智能体模型批判

摘要

什么是智能体？什么构成了自主性？随着被标榜为“编程智能体”“AI 科研助手”及其他“自主式”工具的大语言模型系统兴起，这些系统承诺提升生产力，同时，诸如“机器自主性”对抗人类、AI 以破坏性力量脱离人类控制等“存在性”担忧也浮出水面。因此，厘清自动化在何处终结、自主性从何处开始，对于构建能力强大的系统以及理解我们是否应当恐惧、恐惧什么，都变得至关重要。本文借鉴笛卡尔将自主性奠基于独立思考的哲学基础，以及科幻作品中对自主存在的描绘，梳理了当前 AI 智能体的发展现状，并从目标、身份、决策、自我调节和学习五个维度分析智能体架构。具体而言，我们认为真正的自主性要求这些结构内化于系统自身，而非通过外部脚手架拼接而成。这一区分——能力源于工程化工作流的“代理系统”，与能力（包括社会互动）内生涌现的“自主系统”——定义了为预定任务设计的系统与能够在开放世界中真正自主运行的系统之间的边界。基于此分析，我们提出了面向通用智能体模型的“目标-身份-配置器”架构，结合分层目标分解、身份演化、基于独立训练的世界模型的模拟推理、习得的自我调节，以及从真实与模拟经验中进行自我导向的学习。此外，我们针对拥有更高自主性与“主体性”、但仍处于人类监督之下的自主系统的可审计性、可控性和安全性，分享了相关见解。

English

What is an agent? What constitutes agency? With the rise of Large Language Model (LLM) systems marketed as ``coding agents'', ``AI co-scientists'', and other ``agentic" tools that promise to drive up productivity, and at the same time, ``existential" concerns such as AI escaping human control with destructive power under a speculative ``machine agency" against humans, it has become essential to clarify where automation ends and agency begins, both for building capable systems and for understanding whether and what to fear. Drawing on Descartes' grounding of agency in independent thought, and on portrayals of autonomous beings in science fiction, we survey the current landscape of AI agents, and analyze agent architectures along five dimensions: goal, identity, decision-making, self-regulation, and learning. Specifically, we argue that genuine agency requires these structures to be internalized within the system itself rather than assembled through external scaffolding.
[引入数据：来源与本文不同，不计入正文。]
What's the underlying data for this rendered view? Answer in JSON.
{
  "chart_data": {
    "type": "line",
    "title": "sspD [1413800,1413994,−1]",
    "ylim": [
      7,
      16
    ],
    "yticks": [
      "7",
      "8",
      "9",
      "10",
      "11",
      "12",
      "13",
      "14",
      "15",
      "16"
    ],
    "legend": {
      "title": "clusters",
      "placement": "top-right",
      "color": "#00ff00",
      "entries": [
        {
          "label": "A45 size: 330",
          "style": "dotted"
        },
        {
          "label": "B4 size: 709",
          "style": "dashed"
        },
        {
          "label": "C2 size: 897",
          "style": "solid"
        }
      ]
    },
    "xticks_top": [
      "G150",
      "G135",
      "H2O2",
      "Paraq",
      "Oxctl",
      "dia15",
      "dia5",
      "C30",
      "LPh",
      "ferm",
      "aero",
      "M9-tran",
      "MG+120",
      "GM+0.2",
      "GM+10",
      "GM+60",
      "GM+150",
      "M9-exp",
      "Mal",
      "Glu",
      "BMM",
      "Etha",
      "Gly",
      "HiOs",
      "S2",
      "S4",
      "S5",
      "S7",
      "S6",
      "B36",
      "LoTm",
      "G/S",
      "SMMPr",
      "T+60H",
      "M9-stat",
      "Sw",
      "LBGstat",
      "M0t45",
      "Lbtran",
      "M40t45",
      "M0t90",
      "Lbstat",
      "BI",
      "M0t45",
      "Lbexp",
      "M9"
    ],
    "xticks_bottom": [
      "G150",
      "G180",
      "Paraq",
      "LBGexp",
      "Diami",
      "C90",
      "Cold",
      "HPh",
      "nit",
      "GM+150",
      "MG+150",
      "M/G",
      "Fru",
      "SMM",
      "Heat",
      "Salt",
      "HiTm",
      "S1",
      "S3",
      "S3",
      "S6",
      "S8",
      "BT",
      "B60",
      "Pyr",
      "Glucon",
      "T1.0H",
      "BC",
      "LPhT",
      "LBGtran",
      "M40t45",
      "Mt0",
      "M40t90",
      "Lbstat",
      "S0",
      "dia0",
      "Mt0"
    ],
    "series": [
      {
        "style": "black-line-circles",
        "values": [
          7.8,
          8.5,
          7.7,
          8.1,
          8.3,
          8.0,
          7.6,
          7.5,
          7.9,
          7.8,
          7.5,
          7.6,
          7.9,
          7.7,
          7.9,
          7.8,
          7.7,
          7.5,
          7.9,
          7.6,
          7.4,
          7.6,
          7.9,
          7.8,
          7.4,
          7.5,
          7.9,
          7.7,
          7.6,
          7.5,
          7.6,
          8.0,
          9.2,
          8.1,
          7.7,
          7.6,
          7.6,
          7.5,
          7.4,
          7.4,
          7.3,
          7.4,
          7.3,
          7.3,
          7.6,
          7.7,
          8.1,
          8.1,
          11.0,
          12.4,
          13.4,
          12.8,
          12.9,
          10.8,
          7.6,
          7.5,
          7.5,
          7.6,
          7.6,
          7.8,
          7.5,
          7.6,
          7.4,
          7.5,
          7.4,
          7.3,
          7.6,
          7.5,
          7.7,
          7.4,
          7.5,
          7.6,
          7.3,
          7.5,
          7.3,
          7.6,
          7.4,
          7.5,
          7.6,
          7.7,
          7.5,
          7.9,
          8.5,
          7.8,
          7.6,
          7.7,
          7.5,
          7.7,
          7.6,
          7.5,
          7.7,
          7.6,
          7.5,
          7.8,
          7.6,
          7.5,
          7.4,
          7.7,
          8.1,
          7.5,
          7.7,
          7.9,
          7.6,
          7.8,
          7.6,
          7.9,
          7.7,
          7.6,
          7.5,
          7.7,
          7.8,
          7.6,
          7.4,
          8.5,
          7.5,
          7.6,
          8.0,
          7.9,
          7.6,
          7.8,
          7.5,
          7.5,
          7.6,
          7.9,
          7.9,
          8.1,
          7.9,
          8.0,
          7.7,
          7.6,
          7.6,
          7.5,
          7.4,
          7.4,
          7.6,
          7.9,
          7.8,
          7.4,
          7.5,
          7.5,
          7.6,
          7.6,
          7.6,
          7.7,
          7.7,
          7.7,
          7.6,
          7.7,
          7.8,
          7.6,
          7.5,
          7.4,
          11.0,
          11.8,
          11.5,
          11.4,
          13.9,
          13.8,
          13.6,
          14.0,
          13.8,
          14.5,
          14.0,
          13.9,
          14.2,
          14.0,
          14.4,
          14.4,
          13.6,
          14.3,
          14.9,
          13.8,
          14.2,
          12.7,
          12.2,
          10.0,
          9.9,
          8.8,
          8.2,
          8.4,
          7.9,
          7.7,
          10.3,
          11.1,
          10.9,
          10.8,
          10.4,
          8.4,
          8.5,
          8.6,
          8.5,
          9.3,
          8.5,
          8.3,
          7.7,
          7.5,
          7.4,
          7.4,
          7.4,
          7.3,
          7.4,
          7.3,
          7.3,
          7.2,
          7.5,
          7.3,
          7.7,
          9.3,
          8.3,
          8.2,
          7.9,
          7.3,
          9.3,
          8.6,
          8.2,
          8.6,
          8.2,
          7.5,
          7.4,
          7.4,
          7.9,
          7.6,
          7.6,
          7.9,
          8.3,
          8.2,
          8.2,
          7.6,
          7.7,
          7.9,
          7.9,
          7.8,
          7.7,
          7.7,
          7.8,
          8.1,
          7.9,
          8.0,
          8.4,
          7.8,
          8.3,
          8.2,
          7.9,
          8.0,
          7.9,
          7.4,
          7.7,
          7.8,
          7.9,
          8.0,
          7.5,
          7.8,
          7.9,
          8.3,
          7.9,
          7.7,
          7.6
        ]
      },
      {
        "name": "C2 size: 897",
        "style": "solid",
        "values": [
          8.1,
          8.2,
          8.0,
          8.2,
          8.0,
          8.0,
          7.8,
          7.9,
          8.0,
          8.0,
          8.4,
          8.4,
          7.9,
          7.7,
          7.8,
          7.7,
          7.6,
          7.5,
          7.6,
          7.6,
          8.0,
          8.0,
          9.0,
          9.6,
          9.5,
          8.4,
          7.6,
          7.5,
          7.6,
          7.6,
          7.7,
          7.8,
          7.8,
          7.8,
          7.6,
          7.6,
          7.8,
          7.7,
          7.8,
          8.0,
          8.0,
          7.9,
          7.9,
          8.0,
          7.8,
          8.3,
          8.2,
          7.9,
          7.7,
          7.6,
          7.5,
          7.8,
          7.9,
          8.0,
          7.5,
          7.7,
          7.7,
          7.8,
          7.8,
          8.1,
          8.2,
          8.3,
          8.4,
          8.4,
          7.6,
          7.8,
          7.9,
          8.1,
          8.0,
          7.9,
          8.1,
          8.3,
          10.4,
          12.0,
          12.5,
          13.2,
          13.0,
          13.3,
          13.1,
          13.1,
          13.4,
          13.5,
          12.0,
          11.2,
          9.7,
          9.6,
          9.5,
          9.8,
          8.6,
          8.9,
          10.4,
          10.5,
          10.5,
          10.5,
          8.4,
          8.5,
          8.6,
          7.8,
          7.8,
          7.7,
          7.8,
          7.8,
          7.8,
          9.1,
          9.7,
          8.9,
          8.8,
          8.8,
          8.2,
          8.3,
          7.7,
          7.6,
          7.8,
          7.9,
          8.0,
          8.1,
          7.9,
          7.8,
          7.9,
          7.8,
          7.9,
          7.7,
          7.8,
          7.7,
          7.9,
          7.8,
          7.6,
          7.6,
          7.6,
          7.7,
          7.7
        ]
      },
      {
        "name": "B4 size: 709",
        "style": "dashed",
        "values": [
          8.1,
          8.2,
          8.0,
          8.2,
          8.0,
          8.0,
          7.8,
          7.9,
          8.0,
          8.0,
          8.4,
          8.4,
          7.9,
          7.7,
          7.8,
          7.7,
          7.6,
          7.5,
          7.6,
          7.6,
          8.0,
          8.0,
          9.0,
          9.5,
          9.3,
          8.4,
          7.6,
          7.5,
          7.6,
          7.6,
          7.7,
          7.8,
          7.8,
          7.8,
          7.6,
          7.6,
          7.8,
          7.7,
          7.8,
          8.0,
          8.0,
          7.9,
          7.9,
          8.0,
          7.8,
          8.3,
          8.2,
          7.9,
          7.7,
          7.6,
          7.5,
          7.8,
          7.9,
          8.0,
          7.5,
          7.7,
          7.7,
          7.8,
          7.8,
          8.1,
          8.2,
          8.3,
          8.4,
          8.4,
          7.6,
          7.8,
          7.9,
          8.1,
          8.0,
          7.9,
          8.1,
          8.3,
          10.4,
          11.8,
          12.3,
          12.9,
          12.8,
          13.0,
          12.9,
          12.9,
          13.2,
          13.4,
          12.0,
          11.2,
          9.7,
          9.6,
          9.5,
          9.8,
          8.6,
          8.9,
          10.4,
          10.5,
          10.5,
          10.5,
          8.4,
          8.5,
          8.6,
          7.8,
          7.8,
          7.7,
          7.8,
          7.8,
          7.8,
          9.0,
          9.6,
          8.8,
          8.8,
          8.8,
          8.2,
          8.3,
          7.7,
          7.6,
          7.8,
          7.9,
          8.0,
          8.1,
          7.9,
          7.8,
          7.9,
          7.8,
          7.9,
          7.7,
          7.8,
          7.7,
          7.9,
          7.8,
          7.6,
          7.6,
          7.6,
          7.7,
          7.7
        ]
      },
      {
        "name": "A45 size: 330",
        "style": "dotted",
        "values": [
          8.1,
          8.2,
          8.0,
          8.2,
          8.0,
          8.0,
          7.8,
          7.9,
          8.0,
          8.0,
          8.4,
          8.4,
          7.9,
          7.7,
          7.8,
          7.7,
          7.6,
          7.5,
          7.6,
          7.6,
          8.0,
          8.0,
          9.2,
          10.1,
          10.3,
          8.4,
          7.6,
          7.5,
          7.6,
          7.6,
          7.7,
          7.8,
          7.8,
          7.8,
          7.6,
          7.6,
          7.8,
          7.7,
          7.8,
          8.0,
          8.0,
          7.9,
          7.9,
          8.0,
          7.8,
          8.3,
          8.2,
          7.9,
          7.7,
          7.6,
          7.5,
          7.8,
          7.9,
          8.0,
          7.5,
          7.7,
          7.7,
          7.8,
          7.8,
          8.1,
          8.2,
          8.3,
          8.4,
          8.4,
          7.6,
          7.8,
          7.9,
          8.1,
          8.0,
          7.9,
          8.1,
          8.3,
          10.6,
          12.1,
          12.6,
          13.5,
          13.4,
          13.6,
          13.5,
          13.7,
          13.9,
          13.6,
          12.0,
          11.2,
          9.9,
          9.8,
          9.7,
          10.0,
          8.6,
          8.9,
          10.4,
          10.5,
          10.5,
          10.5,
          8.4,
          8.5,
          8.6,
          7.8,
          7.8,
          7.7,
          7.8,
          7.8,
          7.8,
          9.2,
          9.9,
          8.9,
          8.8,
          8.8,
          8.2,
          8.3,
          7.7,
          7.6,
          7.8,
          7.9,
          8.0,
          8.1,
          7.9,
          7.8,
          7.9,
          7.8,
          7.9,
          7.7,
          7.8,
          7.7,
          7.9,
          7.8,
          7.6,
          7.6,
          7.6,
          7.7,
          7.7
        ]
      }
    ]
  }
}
This distinction between agentic systems, whose competence resides in engineered workflows, and agentive systems, whose capabilities (including social interaction) arise endogenously, defines the boundary between systems designed for prescribed tasks, and those capable of operating in the open world with true autonomy. Building on this analysis, we propose the Goal-Identity-Configurator (GIC) architecture for a general-purpose agent model, combining hierarchical goal decomposition, identity evolution, simulative reasoning grounded in a separately trained world model, learned self-regulation, and self-directed learning from both real and simulated experience. Furthermore, we share insight on the auditability, controllability, and safety of agentive systems that possess greater autonomy and ``agency", but remain under human oversight.